A Christian painter explains his vocation
As a teenager I was inspired and helped to pray by a book called Prayers of Life by Fr Michel Quoist. This, his first and most popular book, completed at the age of 33, made him a sort of Henri Nouwen of his day.
Quoist’s father died when he was only 14 and he had to go out to work, and so became involved in the Young Christian Workers movement, eventually embracing a priestly vocation. For all of his life he remained involved in Catholic Action and social issues, becoming parish priest in a poor quarter of Le Havre.
There was a grounded quality to his published meditations which became an informative and useful corrective to my youthful, essentially escapist but sincere fantasies of would-be mysticism. His prayers modelled a way of bringing real-life experiences, and the sometimes disturbing emotions and questions they engendered, to prayer.
In the introduction Quoist makes a pitch for natural theology, saying: “If we knew how to look, all life would become a sign.” I was recently reminded of this simple invitation to contemplation when I attended an exhibition of contemporary Christian art in the parish hall at the Jesuit parish in Farm Street, Mayfair.
Some of the paintings on show were by my dear friend Francis Hoyland, who embodies my ideal of the Christian artist. Painting is for him a vocation, a way of looking at the world so as to see the inscape of the Creator’s loving thought giving form to creation. He gave a brilliant talk at the viewing, a kind of apologia for the Christian artist. It was characteristically modest and shorn of pretension, but of great profundity, and I hope it will be published in full.
“When I draw from life,” he begins, “I sit down, hold a pencil, fight with the paper, gaze at my subject. At first I am appalled by the difficulty of the situation. These things are so different: paper, pencil, my model and myself.” As he continues to gaze, he discerns a single shape and his pencil records it.

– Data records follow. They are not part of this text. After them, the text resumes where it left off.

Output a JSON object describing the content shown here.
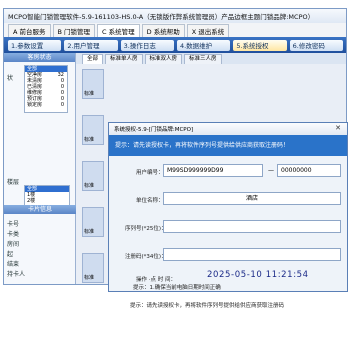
{
  "window": {
    "title": "MCPO智能门锁管理软件-5.9-161103-HS.0-A（无锁版作弊系统管理员）产品边框主题门锁品牌:MCPO）"
  },
  "menubar": {
    "items": [
      "A  前台服务",
      "B  门锁管理",
      "C  系统管理",
      "D  系统帮助",
      "X  退出系统"
    ]
  },
  "tabs": {
    "items": [
      "1.参数设置",
      "2.用户管理",
      "3.操作日志",
      "4.数据维护",
      "5.系统授权",
      "6.修改密码"
    ]
  },
  "sidebar": {
    "header": "客房状态",
    "label_status": "状",
    "label_floor": "楼层",
    "status_rows": [
      {
        "label": "全部",
        "count": ""
      },
      {
        "label": "空净房",
        "count": "32"
      },
      {
        "label": "未清房",
        "count": "0"
      },
      {
        "label": "已清房",
        "count": "0"
      },
      {
        "label": "维修房",
        "count": "0"
      },
      {
        "label": "预订房",
        "count": "0"
      },
      {
        "label": "锁定房",
        "count": "0"
      }
    ],
    "floors": [
      "全部",
      "1楼",
      "2楼"
    ],
    "footer_header": "卡片信息",
    "card_labels": [
      "卡号",
      "卡类",
      "房间",
      "起",
      "结束",
      "持卡人"
    ]
  },
  "room_tabs": {
    "items": [
      "全部",
      "标准单人房",
      "标准双人房",
      "标准三人房"
    ]
  },
  "room_card": {
    "label": "标准"
  },
  "dialog": {
    "title": "系统授权-5.9-[门锁品牌:MCPO]",
    "notice": "提示：请先读授权卡，再将软件序列号提供给供应商获取注册码！",
    "user_code_label": "用户编号：",
    "user_code_value": "M99SD999999D99",
    "user_code_sep": "—",
    "user_code_suffix": "00000000",
    "hotel_label": "单位名称：",
    "hotel_value": "酒店",
    "serial_label": "序列号(*25位)：",
    "reg_label": "注册码(*34位)：",
    "time_label": "操作 ·点 时 间：",
    "time_value": "2025-05-10 11:21:54",
    "hint1": "提示：1.确保当前电脑日期时间正确",
    "hint2": "提示：请先读授权卡，再将软件序列号提供给供应商获取注册码"
  }
}
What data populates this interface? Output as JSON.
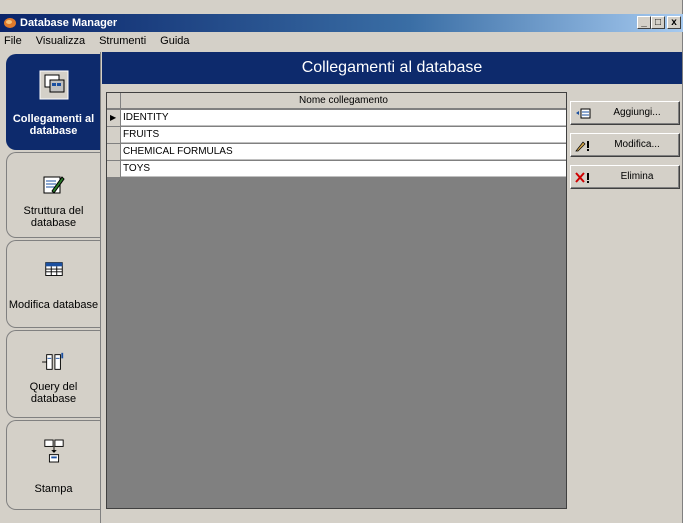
{
  "window": {
    "title": "Database Manager"
  },
  "window_buttons": {
    "minimize": "_",
    "maximize": "□",
    "close": "x"
  },
  "menu": [
    {
      "label": "File"
    },
    {
      "label": "Visualizza"
    },
    {
      "label": "Strumenti"
    },
    {
      "label": "Guida"
    }
  ],
  "nav": [
    {
      "label": "Collegamenti al database",
      "icon": "database-link-icon",
      "active": true
    },
    {
      "label": "Struttura del database",
      "icon": "database-structure-icon",
      "active": false
    },
    {
      "label": "Modifica database",
      "icon": "table-edit-icon",
      "active": false
    },
    {
      "label": "Query del database",
      "icon": "query-icon",
      "active": false
    },
    {
      "label": "Stampa",
      "icon": "print-icon",
      "active": false
    }
  ],
  "header": {
    "title": "Collegamenti al database"
  },
  "grid": {
    "column_header": "Nome collegamento",
    "rows": [
      "IDENTITY",
      "FRUITS",
      "CHEMICAL FORMULAS",
      "TOYS"
    ],
    "selected_row_indicator": "▶"
  },
  "actions": {
    "add": {
      "label": "Aggiungi...",
      "icon": "add-icon"
    },
    "edit": {
      "label": "Modifica...",
      "icon": "edit-icon"
    },
    "delete": {
      "label": "Elimina",
      "icon": "delete-icon"
    }
  },
  "colors": {
    "accent": "#0d2a6c",
    "grid_background": "#808080",
    "window_background": "#d4d0c8"
  }
}
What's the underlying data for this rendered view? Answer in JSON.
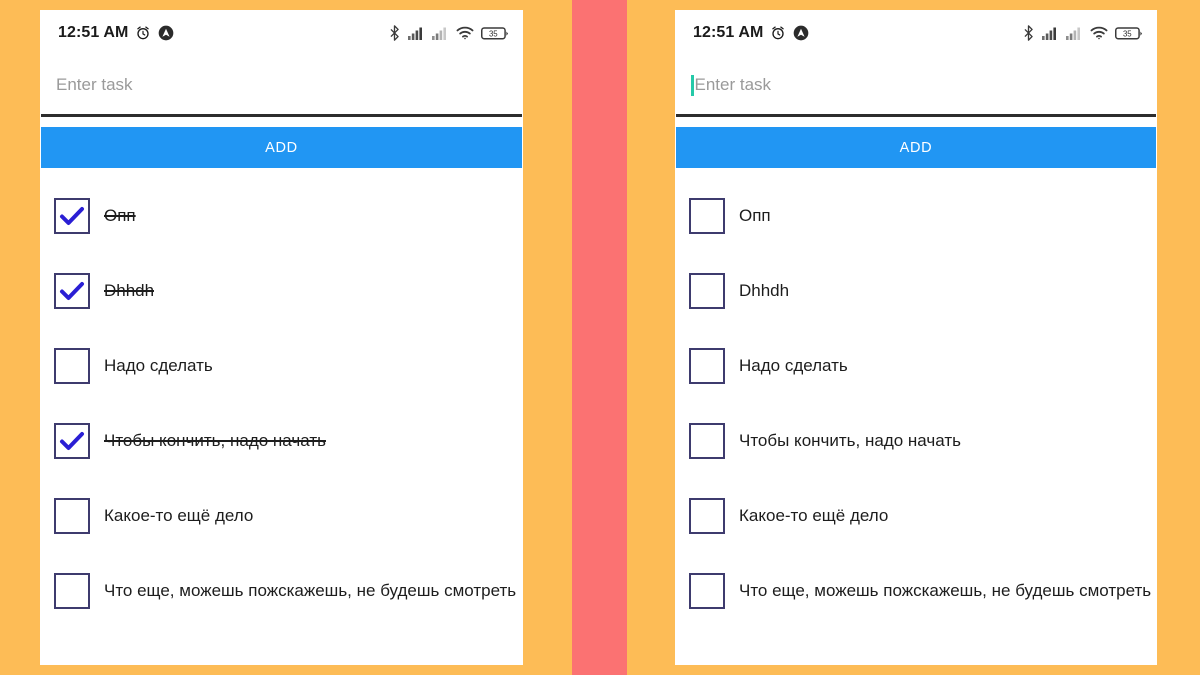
{
  "background": {
    "page_color": "#FDBC56",
    "divider_color": "#FB7272"
  },
  "theme": {
    "accent_blue": "#2196F3",
    "checkbox_border": "#3E3B6E",
    "check_color": "#2A1ED4",
    "caret_color": "#25C9A8",
    "placeholder_color": "#9A9A9A",
    "underline_color": "#2D2D2D"
  },
  "status_bar": {
    "time": "12:51 AM",
    "alarm_icon": "alarm-clock-icon",
    "app_badge_icon": "app-badge-icon",
    "bluetooth_icon": "bluetooth-icon",
    "signal_one_icon": "signal-bars-icon",
    "signal_two_icon": "signal-bars-icon",
    "wifi_icon": "wifi-icon",
    "battery_icon": "battery-icon",
    "battery_level": "35"
  },
  "panels": [
    {
      "id": "left",
      "input": {
        "placeholder": "Enter task",
        "value": "",
        "caret_visible": false
      },
      "add_button": {
        "label": "ADD"
      },
      "tasks": [
        {
          "label": "Опп",
          "checked": true
        },
        {
          "label": "Dhhdh",
          "checked": true
        },
        {
          "label": "Надо сделать",
          "checked": false
        },
        {
          "label": "Чтобы кончить, надо начать",
          "checked": true
        },
        {
          "label": "Какое-то ещё дело",
          "checked": false
        },
        {
          "label": "Что еще, можешь пожскажешь, не будешь смотреть",
          "checked": false
        }
      ]
    },
    {
      "id": "right",
      "input": {
        "placeholder": "Enter task",
        "value": "",
        "caret_visible": true
      },
      "add_button": {
        "label": "ADD"
      },
      "tasks": [
        {
          "label": "Опп",
          "checked": false
        },
        {
          "label": "Dhhdh",
          "checked": false
        },
        {
          "label": "Надо сделать",
          "checked": false
        },
        {
          "label": "Чтобы кончить, надо начать",
          "checked": false
        },
        {
          "label": "Какое-то ещё дело",
          "checked": false
        },
        {
          "label": "Что еще, можешь пожскажешь, не будешь смотреть",
          "checked": false
        }
      ]
    }
  ]
}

Then another, connected shape follows. As much as drawing what is there, he goes on to explain that he also draws what, in a strict sense, is not there, that is, the shape between two limbs or within the curve of a limb, for example. These shapes do not exist in the way that the model exists as a form in space, and yet they are crucial to the apprehension of the form. He continues: “It is not only the model I am drawing. It is the whole sweep of space around and about her and myself.”
Already he has given the mills of my mind enough to grind away for ages. How often I approach prayer in the same way that I thought one approached drawing, which is with the sole focus of capturing a two-dimensional form to my personal satisfaction, as though prayer were merely a technical question of rendering God conceptually so as to be able to understand him: spiritual draughtsmanship.
How rarely am I humble enough to begin with that sense of how appallingly difficult the task is: the difference between subject and object and the means I have to bridge the gap. Failure to do so forces me back to the self, away from the object. I am too easily tempted to give up on the basis of the apparently insurmountable difficulty and my dissatisfaction with what I can produce.
I lower my eyes, I stop looking at the object, stop allowing it to inform what I see, and become obsessed with my image of it, or my own skill at making an image of it, because insidiously, subtly, I am less interested in facing reality and learning painfully to mirror it than I am in the fantasy of controlling it.
I find great comfort in the thought that the spaces in between are what reveal the form of the object. Prayer is so often about the spaces in between, which, like the spaces in the fold of a limb, do not exist as such; but, if I continue to gaze and persist in a humble desire to be acted upon by the apprehension of what is other, it will reveal the reality of a presence and form through absence and shadow.
“My task as an artist,” Francis reflects, “is to meditate on separate things in such a way that I sense the context in which they and everything else are held.” This is also the task of the would-be mystic, who sees God revealed in all things, even the space where He apparently is not.